Los Estados Unidos se alinean, pues, con las potencias musulmanes suníes, mientras que Rusia lo hace con los chiíes. A Washington y a Moscú, por supuesto, les resulta indiferente el aspecto religioso de la secular guerra entre suníes y chiíes. Simplemente, cada una de estas familias del islam encarna bloques de poder que hoy, a ojos de las grandes potencias, sirven a un interés geopolítico determinado.

¿Quién quiere acabar con el Estado Islámico?

¿Y el Estado Islámico? El sanguinario califato salafista ha jugado desde el primer momento a ser la vanguardia del islam suní contra los chiíes, además de contra los cristianos. Tanto Turquía como las monarquías arábigas han apoyado al Estado Islámico a través de mecanismos no especialmente opacos. Por eso ha podido crecer tanto esa locura en el contexto de una guerra civil a cuatro o más bandas. Y así crecido, el Estado Islámico ha terminado configurándose como un agente cuya existencia no resulta del todo inconveniente para nadie. Arabia Saudí y sus hermanos arábigos dejaron de hostigar al EI para volverse contra los chiíes del Yemen. Turquía, con el argumento de que iba a bombardear al EI, atacó a los kurdos. Estados Unidos utiliza al EI como pretexto para acabar con Bachar al-Asad. Rusia dice que bombardea al EI, pero Washington denuncia que en realidad está atacando a la oposición siria. Cada cual juega a su propio juego. El exterminio del Estado Islámico no es realmente una prioridad para nadie.

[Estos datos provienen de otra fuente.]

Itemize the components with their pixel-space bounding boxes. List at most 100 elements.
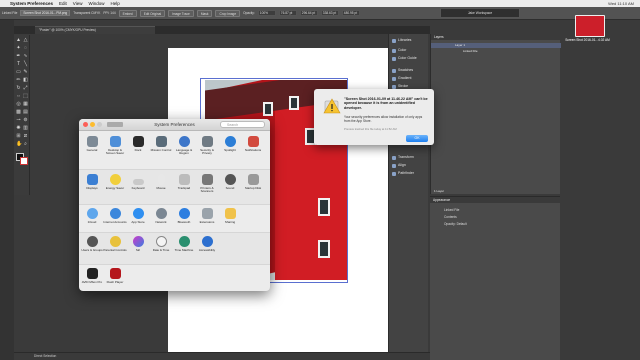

A fecha de hoy, Moscú está consiguiendo sus objetivos: Al-Asad sigue en el poder, el bloque chií consolida su influencia en Irak y la actual intervención en Siria, previa petición formal de Damasco, le brinda la oportunidad de resolver favorablemente una guerra que tenía perdida. Washington, por el contrario, retrocede, porque toda derrota del Estado Islámico redundará inevitablemente en perjuicio del bloque suní. Turquía se encontrará con un Al-Asad fortalecido. Arabia Saudí verá cómo la facción chií controla un territorio homogéneo desde Irán hasta el Mediterráneo. Israel se hallará ante la pavorosa constatación de que sus enemigos sirios e iraníes forman un bloque común. Por eso los Estados Unidos insisten en cobrarse la cabeza de Al-Asad antes que cualquier otra cosa. Y por eso Moscú no quiere dársela.

Moscú defiende sus intereses, que no son los de Europa. Washington defiende los suyos, que tampoco son los nuestros. Suníes y chiíes hacen lo propio. Y Europa, ¿qué defiende? Hasta el momento, los intereses americanos, que están muy alejados de los intereses europeos. Y sin embargo, Europa va a sufrir de manera muy directa todo lo que pueda pasar allí: por el flujo humano de refugiados, por la eventual interrupción de suministros energéticos, por la amenaza física y material de un yihadismo cuya dimensión se agiganta a medida que el problema se enquista. El desastre de Siria es el apocalipsis de Europa.

¿Para qué sirve realmente la Unión Europea? Más precisamente: ¿A quién sirve?